Salvage prostatectomy after radiation is possible, but it's
said to be very difficult, has a very high rate of surgical
complications, has worse side effects than RP done before
radiation, and a relatively low (though not zero) rate
of success.  There are only a few surgeons who will try it.

My radiation oncologist insisted that, if the treatment fails,
surgery or further radiation are not options for me.  I'll
have to tough it out with hormones or whatever the medical
oncologists can come up with.

Salvage radiation after failed surgery is possible and is often
done.  The success rate varies a lot depending on why the surgery
failed.  If it failed because not all of the local cancer was
excised, then the radiation may finish it off.  If it failed because
a distant metastasis is already established, radiation won't help.

   Alan
Justin Case - 03 Aug 2005 22:21 GMT
> Hi Ken.

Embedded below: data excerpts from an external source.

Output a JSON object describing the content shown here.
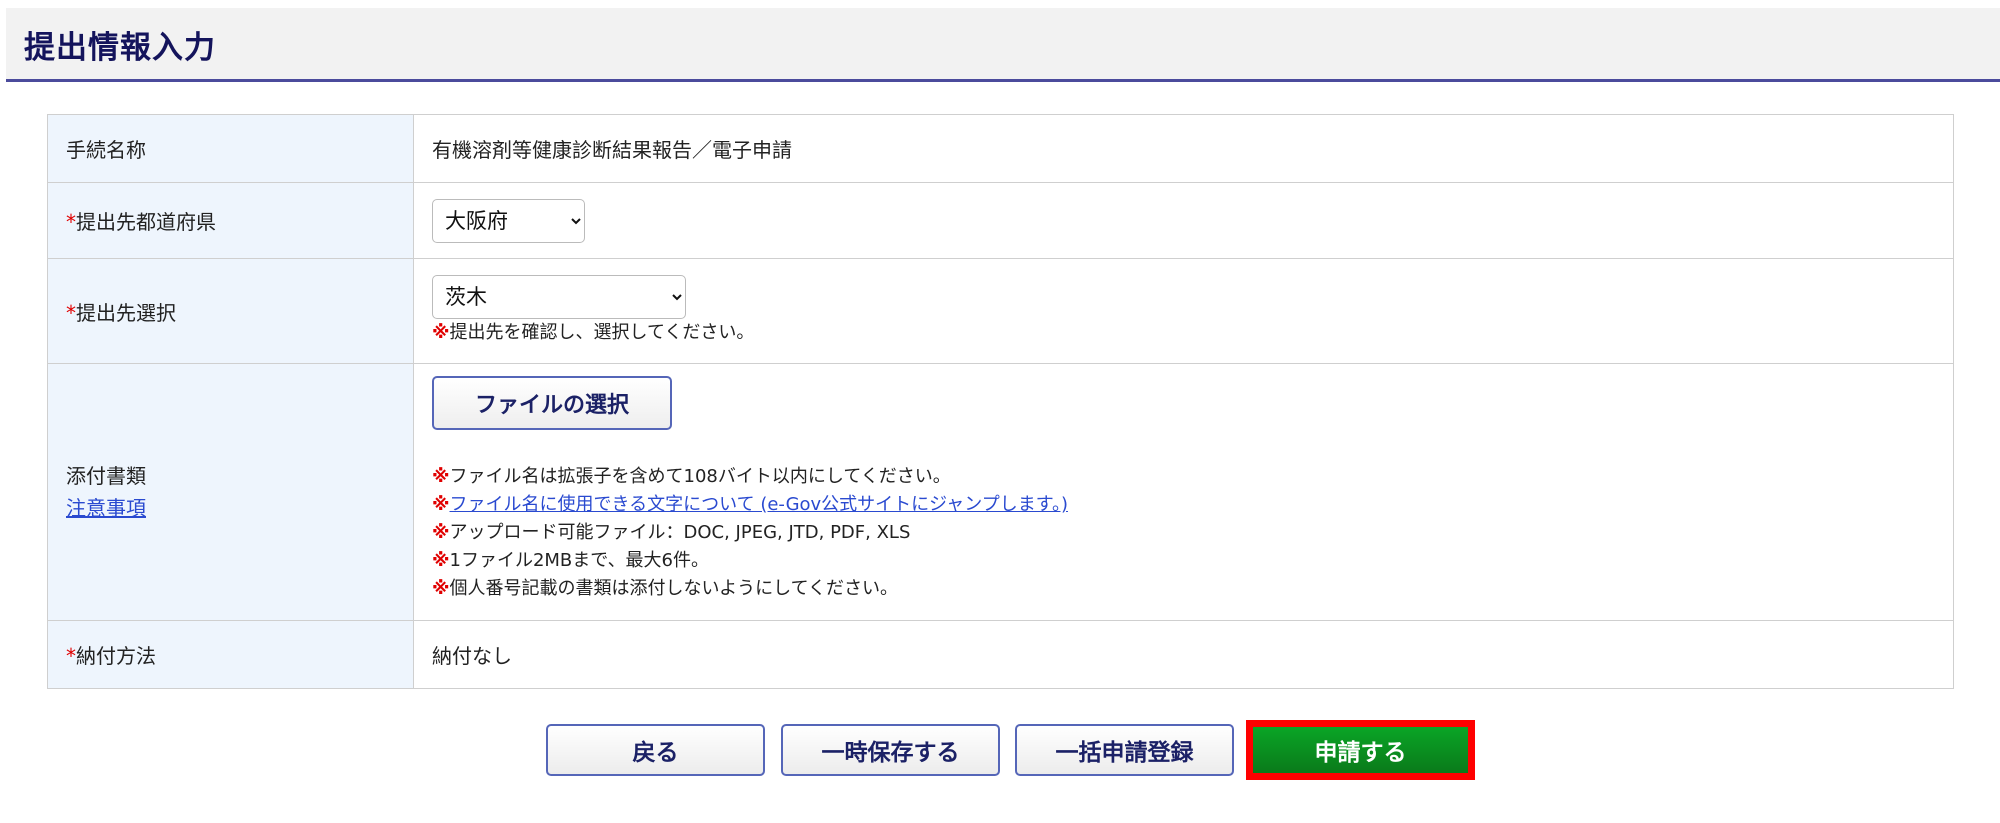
{
  "header": {
    "title": "提出情報入力"
  },
  "form": {
    "procedure": {
      "label": "手続名称",
      "value": "有機溶剤等健康診断結果報告／電子申請"
    },
    "prefecture": {
      "required_mark": "*",
      "label": "提出先都道府県",
      "selected": "大阪府"
    },
    "destination": {
      "required_mark": "*",
      "label": "提出先選択",
      "selected": "茨木",
      "note_mark": "※",
      "note": "提出先を確認し、選択してください。"
    },
    "attachments": {
      "label": "添付書類",
      "caution_link": "注意事項",
      "file_button": "ファイルの選択",
      "note_mark": "※",
      "notes": [
        "ファイル名は拡張子を含めて108バイト以内にしてください。",
        "ファイル名に使用できる文字について (e-Gov公式サイトにジャンプします。)",
        "アップロード可能ファイル：DOC, JPEG, JTD, PDF, XLS",
        "1ファイル2MBまで、最大6件。",
        "個人番号記載の書類は添付しないようにしてください。"
      ]
    },
    "payment": {
      "required_mark": "*",
      "label": "納付方法",
      "value": "納付なし"
    }
  },
  "buttons": {
    "back": "戻る",
    "save": "一時保存する",
    "batch": "一括申請登録",
    "submit": "申請する"
  },
  "colors": {
    "title": "#14145c",
    "submit": "#0a8f20",
    "highlight": "#ff0000",
    "label_bg": "#eef5fd"
  }
}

Im really happy to hear that after 4 years  your PSA  is
> undetectable!!!!. .
> A couple of questions, if I may.
> 1:Did you have any symptoms from the  radiation?

Yes:  Lassitude (temporary),  flatulence, occasional rectal bleeding,
probably due to damage near the area where the prostate and capsule had been
located.

> 2:If you wanted the sucker out of there as fast as possible,would that
> not mean
> you would  want the prostate outta there completely?

After rereading my comment I realize now that I was unclear.  Surgery was
done first, PSA began to rise again, two shots of Lupron, slow rise of PSA,
radiation then recommended.

It would seem from
> what I
> have heard, that if the  Cancer  was confined the prostate, removal  of
> the organ
> would  guarantee  no recurrence or "reawakening" of any cells within the
> prostate?.

I asked the same question and the answer was vague.  I don't know if the
cancer cells unremoved (there're almost certainly some hiding) are able to
account for PSA still present or what.

The relatively high PSA (28.7) Gleason score 7, was highly indicative that
the capsule had ruptured.  Adjacent organs seem not to have been affected.

> 3:If a RPP were to be required at some time, would it be feasible in the
> future?. I
> heard that it is almost an impossibility with seeds... don't know about
> radiation.

My surgery was radical perineal prostatectomy.  There's no place for seeds
to go now.  My age at the time, 71, PSA figure, and Gleason score seemed to
make the nerve-sparing operation less likely to be effective.  (And yes, I
experienced and am continuing to experience the consequent results.  Leakage
is very, very slight but it looks like impotence will be with me for the
rest of my life.)

Ken Bland

> Thanks.
> Fred.
[quoted text clipped - 24 lines]
> Sent via Health Newsgroups
> http://www.healthnewsgroups.com
Bob Anthony - 03 Aug 2005 15:51 GMT
> My response was almost identical to yours, Bob.  You didn't mention what
> your PSA was prior to surgery but mine was pretty high: 28.4, and the
[quoted text clipped - 9 lines]
>
> Ken Bland

Hi Ken:

My PSA was around 7. Yours was considerably higher. I considered
radiation as a first option because I would have liked to have most or
all of my parts intact as long as I possibly could. But after reading 4
or 5 books on PC as well as visiting 3 or 4 doctors I went with robotic
surgery. The path report was a T2c and 4+3, organ contained, neg
margins, both nerves spared. The clinical was T1c and 3+3. I was hoping
for the path to agree with the clinical report, but that did not happen.
So far my PSA readings have been < 0.1. I'm only out 8 months post op
though.
I'm glad that it worked out for you and your tests were undetectable. I
hope to say the same after 4 years (and longer) too!
The hard part of surgery, (hard?) is dealing with no erections and some
pain during climax, or what is supposed to be a climax. The doc says
that it takes time for things to revive. I'm curious as to how you are
doing in this area if I may ask?

B.A.
Justin Case - 03 Aug 2005 22:32 GMT
> > My response was almost identical to yours, Bob.  You didn't mention what
> > your PSA was prior to surgery but mine was pretty high: 28.4, and the
[quoted text clipped - 29 lines]
>
> B.A.

Of course you may ask, Bob.  The long and short of it is, for me sexual
relations are only a pleasant memory.  I answered a similar question earlier
in this group to Adsong and didn't read yours later.  My wife and I will
have been married 55 years later this month; memories will sustain us now.